Each day, Monteleone spent hours documenting the everyday iconography of the revolution. For me, it was all new, but he had been there before, during the murderous days in February, when government snipers had killed a hundred protesters in the square. That outrage had helped lead to the ouster of President Viktor Yanukovych. But, for the protesters, the moment of freedom that followed had been swiftly eclipsed by Vladimir Putin’s takeover of Crimea, the creeping destabilization of eastern Ukraine, and the buildup of Russian troops on the border. Invigorated by their accomplishment but frozen by uncertainty, the protesters had stayed where they were—and so the Maidan was a place in limbo, the embodiment of a country that may or may not have an independent future.
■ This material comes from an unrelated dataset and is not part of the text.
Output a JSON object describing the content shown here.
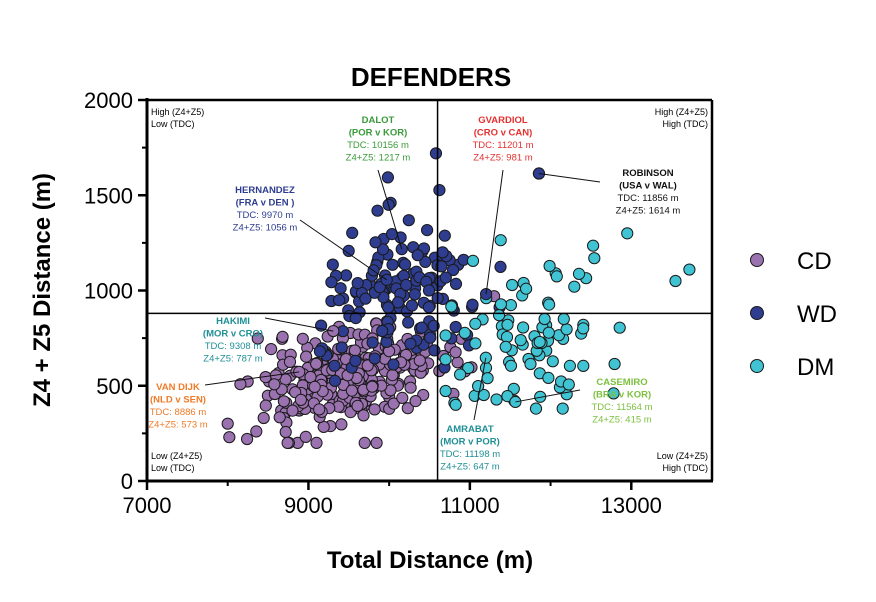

The physical space of the Maidan had accumulated meaning for those who had fought there, and who now grieved for their dead comrades. In lieu of full sovereignty, the revolutionaries seemed determined to retain the one place where they had managed to assert power. Blood had been shed there, and so it was now sacred territory; sacred, too, were the objects within it, no less than the icons in the ancient hilltop churches that surround the square.
Monteleone’s treatment of the objects of the Maidan—a traditionally patterned scarf, a gas mask, a wooden bat, a hand-painted yellow hard hat—vividly captures that sacred quality. He photographed them at the height of their devotional importance, preserving an extraordinary moment that, like the revolution itself, one suspects, cannot be maintained forever.